Wednesday, February 20, 2013

Divine Office Factoid, plus weekly Q&A,and Welcome!

Welcome to new blog followers Laura, Gary, and Catholic Marine (Semper Fi!), who added their pictures to the rogues' gallery on the lower right. Happy to have you here, and although I lured you here with the chance of winning free books, I hope you'll benefit in other ways.

Also welcome to a number of other, more anonymous people, who added Coffee&Canticles to their reader feed.

This week's Divine Office Factoid deals with: the Mood of the Psalms vs. My Own Personal Mood. Most Divine Office veterans get this distinction, but it might be helpful to newbies. Here' the issue: What is the point of praying a happy psalm when you're sad, or a sad psalm when you're happy?  If I'm up to my ears in debt and my best friend is dying of cancer, it's hard to put much conviction into lines like Come let us sing to the Lord and shout with joy to the rock who saves us.   On the other hand, when life, both physical and spiritual, is going well in every possible way, what is the point in praying stuff like My soul is filled with evils, my life is on the brink of the grave?   Wouldn't it be more honest to select a psalm from one of those Bible society cards that says "When you are afraid, read Psalm A"   "When God seems far away, read Psalm B" "To thank God for his blessings, read Psalm C"
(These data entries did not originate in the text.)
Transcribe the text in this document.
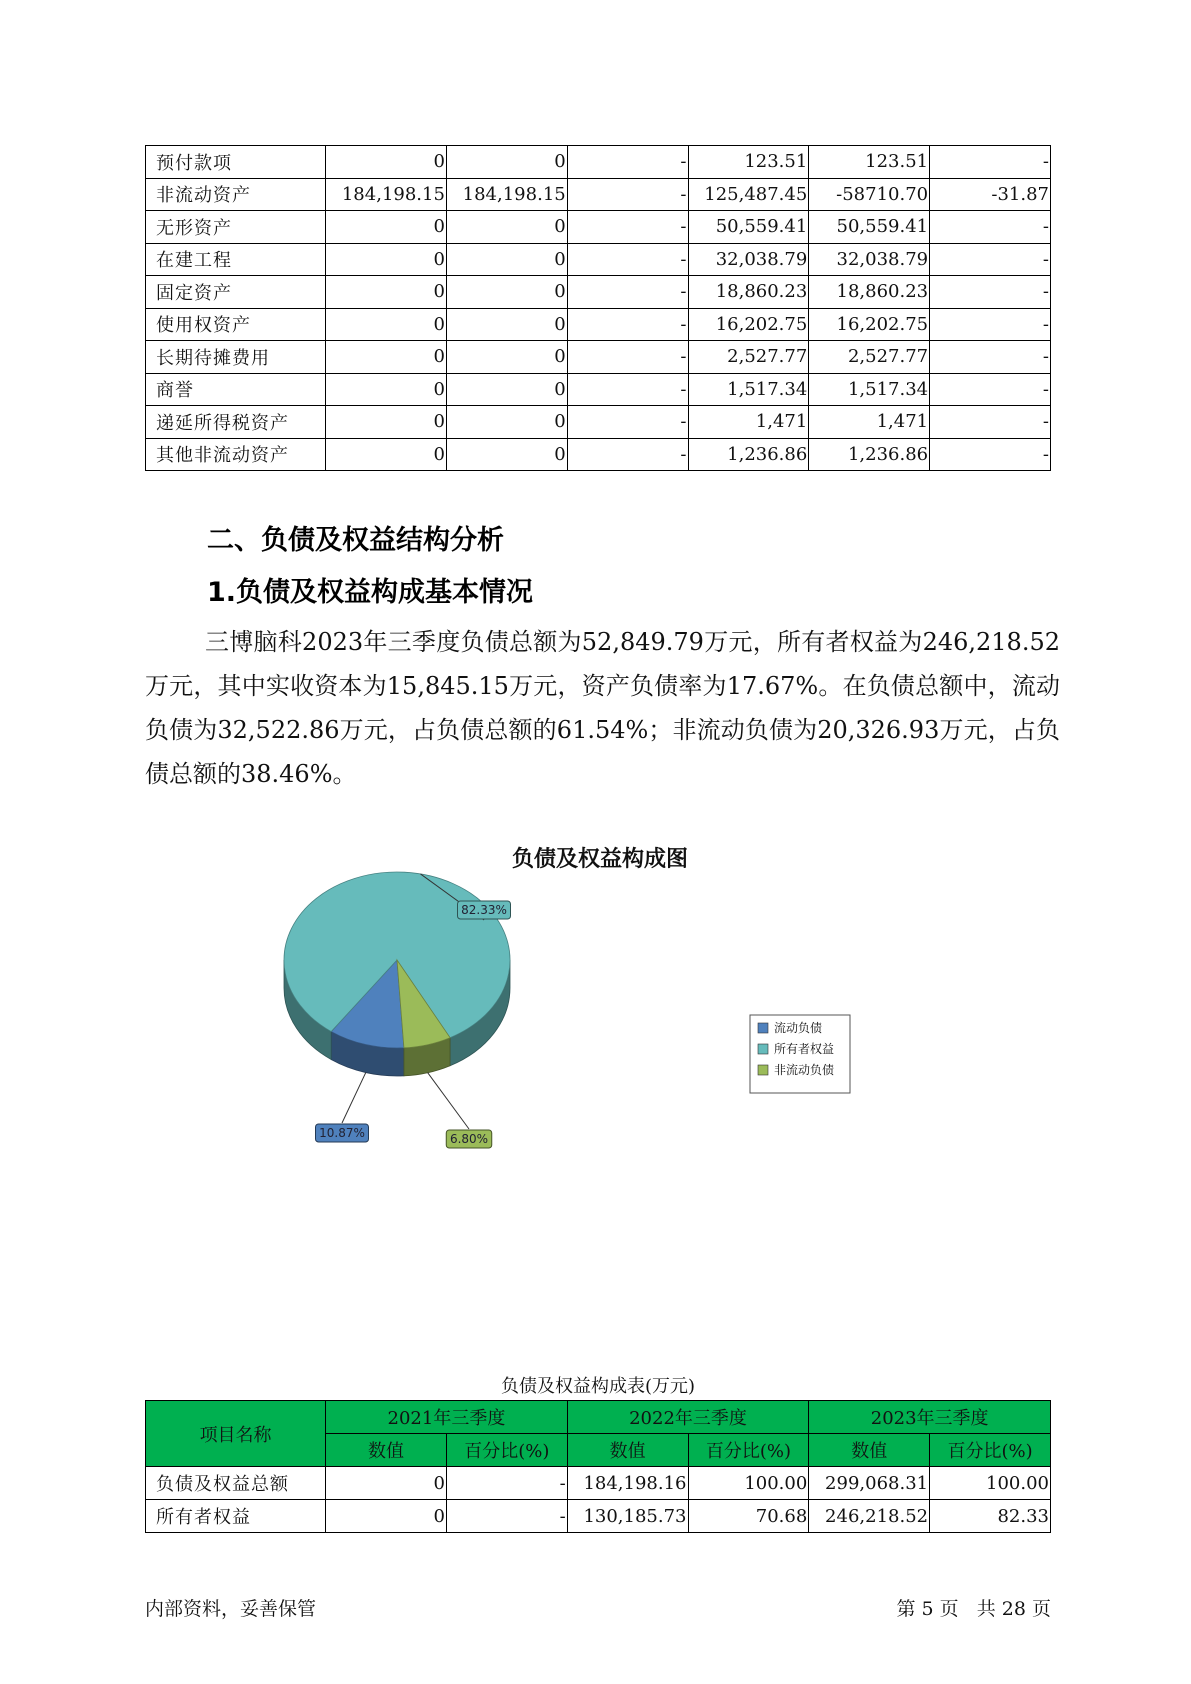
预付款项	0	0	-	123.51	123.51	-
非流动资产	184,198.15	184,198.15	-	125,487.45	-58710.70	-31.87
无形资产	0	0	-	50,559.41	50,559.41	-
在建工程	0	0	-	32,038.79	32,038.79	-
固定资产	0	0	-	18,860.23	18,860.23	-
使用权资产	0	0	-	16,202.75	16,202.75	-
长期待摊费用	0	0	-	2,527.77	2,527.77	-
商誉	0	0	-	1,517.34	1,517.34	-
递延所得税资产	0	0	-	1,471	1,471	-
其他非流动资产	0	0	-	1,236.86	1,236.86	-
二、负债及权益结构分析
1.负债及权益构成基本情况

三博脑科2023年三季度负债总额为52,849.79万元，所有者权益为246,218.52万元，其中实收资本为15,845.15万元，资产负债率为17.67%。在负债总额中，流动负债为32,522.86万元，占负债总额的61.54%；非流动负债为20,326.93万元，占负债总额的38.46%。

负债及权益构成图
10.87%
82.33%
6.80%
流动负债
所有者权益
非流动负债
负债及权益构成表(万元)
项目名称	2021年三季度		2022年三季度		2023年三季度	
	数值	百分比(%)	数值	百分比(%)	数值	百分比(%)
负债及权益总额	0	-	184,198.16	100.00	299,068.31	100.00
所有者权益	0	-	130,185.73	70.68	246,218.52	82.33
内部资料，妥善保管	第 5 页   共 28 页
Nope. Because the whole point of the Liturgy of the Hours is that it's (altogether now, class) Liturgical Prayer. We are not just praying about our own little needs, feelings, and situations in life. We are praying on behalf of the entire Church. We are praying through, with and in Jesus Christ, Our Lord. We are standing before God (which I mean figuratively, since most of the time I'm sitting in  rocking chair) and expressing the joys, sorrows, thanks, praise,  repentance and petitions of the entire body of Christ. There are always Christians who are happy, sad, sick, dying, poor, bereaved, persecuted, etc. We are praying on their behalf. Also, and even more important, we are often praying the words in the voice of Jesus as He prays to His Father.  And that realization will bring you the most profound and beautiful thoughts during the liturgical hours.
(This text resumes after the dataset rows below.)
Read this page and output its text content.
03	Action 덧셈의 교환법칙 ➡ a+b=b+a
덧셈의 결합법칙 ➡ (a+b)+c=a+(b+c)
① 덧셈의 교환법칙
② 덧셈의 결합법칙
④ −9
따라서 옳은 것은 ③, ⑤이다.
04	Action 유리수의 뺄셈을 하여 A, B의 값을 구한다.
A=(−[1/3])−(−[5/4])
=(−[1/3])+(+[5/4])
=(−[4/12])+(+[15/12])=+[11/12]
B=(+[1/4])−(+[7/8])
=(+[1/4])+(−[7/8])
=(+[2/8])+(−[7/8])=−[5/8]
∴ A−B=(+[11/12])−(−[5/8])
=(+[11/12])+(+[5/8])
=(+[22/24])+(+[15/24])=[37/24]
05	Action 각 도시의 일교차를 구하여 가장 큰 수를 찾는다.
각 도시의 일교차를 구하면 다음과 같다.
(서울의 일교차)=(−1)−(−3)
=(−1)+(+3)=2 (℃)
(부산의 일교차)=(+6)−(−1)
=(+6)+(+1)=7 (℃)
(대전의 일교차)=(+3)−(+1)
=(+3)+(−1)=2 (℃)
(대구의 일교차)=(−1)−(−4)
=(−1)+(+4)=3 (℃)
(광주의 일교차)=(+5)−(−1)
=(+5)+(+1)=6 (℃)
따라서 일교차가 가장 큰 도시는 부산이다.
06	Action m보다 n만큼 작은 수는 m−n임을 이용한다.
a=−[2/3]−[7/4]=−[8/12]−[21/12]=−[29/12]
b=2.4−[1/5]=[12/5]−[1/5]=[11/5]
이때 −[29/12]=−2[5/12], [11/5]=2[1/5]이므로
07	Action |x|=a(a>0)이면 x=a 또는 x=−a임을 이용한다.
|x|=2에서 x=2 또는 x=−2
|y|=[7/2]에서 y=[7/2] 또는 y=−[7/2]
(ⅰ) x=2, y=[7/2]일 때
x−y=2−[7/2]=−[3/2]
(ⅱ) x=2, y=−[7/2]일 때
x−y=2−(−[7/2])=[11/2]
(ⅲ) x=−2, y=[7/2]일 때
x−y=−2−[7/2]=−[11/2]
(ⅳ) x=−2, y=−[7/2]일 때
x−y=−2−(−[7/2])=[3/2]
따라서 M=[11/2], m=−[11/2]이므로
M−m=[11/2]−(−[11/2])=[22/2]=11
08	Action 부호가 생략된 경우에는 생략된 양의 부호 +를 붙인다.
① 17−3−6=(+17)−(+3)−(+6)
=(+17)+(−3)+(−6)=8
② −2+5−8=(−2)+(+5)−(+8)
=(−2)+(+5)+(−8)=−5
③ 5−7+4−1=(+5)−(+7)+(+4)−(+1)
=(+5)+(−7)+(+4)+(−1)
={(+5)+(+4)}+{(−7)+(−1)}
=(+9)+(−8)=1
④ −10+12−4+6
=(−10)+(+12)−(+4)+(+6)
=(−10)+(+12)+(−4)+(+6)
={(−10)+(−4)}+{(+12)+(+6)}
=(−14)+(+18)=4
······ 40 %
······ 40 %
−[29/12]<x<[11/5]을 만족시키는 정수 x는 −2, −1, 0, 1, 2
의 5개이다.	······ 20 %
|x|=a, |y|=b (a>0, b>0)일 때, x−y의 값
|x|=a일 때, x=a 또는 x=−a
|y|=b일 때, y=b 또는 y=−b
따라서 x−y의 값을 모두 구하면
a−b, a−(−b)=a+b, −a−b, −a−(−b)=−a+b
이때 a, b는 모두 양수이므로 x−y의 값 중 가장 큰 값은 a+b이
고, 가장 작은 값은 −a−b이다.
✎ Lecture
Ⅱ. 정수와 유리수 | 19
So, when all is right with your world on a Friday night, and you're reading Psalm 88 (my soul is  filled with evils, your anger weighs down upon me, etc.) You have three ways to think about the suffering of Christ: 1. meditate on the agony in the garden. 2. Cry out on behalf of the Church which is  derided and  insulted by secular types who are longing for and plotting its downfall. 3. Plead in union with your brothers and sisters the world over who are suffering from illness, persecution, addiction, hunger, etc.

Yes, we all love it when a particular psalm or verse of a psalm seems custom made for our situation on the day we pray it.  Rejoice in those moments. But never forget that it's not about you. It's Liturgical Prayer, not private devotion. You've taken on the responsibility of praying in a larger way.

Okay, weekly Q&A time. How's lent going? Are your chosen penances and/or spiritual activities going well?
Any question about the Liturgy of the Hours? Ask away!